Kool-Ray is preparing its master budget for the quarter ended September 30. Budgeted sales...

Kool-Ray is preparing its master budget for the quarter ended September 30. Budgeted sales and cash payments for merchandise for the next three months follow:

 

July

August

September

Budgeted sales 

$64,000

$80,000

$48,000

Budgeted cash payments for merchandise

40,400

33,600

34,400

Sales are 20% cash and 80% on credit. All credit sales are collected in the month following the sale. The June 30 balance sheet includes balances of $12,000 in cash; $45,000 in accounts receivable; $4,500 in accounts payable; and a $2,000 balance in loans payable. A minimum cash balance of $12,000 is required. Loans are obtained at the end of any month when a cash shortage occurs. Interest is 1% per month based on the beginning of the month loan balance and is paid at each month-end.

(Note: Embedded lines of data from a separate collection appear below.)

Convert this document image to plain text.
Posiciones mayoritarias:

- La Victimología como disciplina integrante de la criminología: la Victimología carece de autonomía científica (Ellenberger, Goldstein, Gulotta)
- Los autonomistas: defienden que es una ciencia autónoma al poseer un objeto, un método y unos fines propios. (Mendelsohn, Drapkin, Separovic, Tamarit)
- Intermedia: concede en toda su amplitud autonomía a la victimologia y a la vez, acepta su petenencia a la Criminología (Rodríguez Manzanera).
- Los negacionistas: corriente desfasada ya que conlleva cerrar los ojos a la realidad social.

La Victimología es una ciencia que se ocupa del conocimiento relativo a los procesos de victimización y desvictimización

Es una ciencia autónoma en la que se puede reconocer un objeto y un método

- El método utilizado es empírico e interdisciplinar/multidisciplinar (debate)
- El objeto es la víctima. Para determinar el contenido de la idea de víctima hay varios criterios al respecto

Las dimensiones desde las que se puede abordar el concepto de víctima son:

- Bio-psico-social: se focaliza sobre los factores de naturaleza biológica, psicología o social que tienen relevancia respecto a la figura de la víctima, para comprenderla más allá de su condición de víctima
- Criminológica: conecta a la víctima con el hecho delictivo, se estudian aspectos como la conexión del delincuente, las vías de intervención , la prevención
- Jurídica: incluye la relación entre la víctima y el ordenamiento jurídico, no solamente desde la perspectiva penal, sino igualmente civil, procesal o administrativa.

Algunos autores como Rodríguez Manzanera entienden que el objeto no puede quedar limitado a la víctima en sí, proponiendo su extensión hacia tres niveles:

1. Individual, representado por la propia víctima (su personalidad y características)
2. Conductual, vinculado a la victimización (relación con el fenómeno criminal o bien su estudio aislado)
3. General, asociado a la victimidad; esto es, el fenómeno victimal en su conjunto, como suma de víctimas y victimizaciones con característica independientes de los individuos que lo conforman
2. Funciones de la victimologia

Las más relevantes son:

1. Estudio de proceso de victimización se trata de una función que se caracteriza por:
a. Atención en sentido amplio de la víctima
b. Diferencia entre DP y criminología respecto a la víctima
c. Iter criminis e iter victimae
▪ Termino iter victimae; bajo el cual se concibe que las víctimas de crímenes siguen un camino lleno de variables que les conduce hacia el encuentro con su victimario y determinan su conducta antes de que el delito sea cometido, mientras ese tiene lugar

If an excess balance of cash exists, loans are repaid at the end of the month. Operating expenses are paid in the month incurred and consist of sales commissions (10% of sales), office salaries ($4,000 per month), and rent ($6,500 per month). (1) Prepare a cash receipts budget for July, August, and September. (2) Prepare a cash budget for each of the months of July, August, and September. (Round all dollar amounts to the nearest whole dollar.)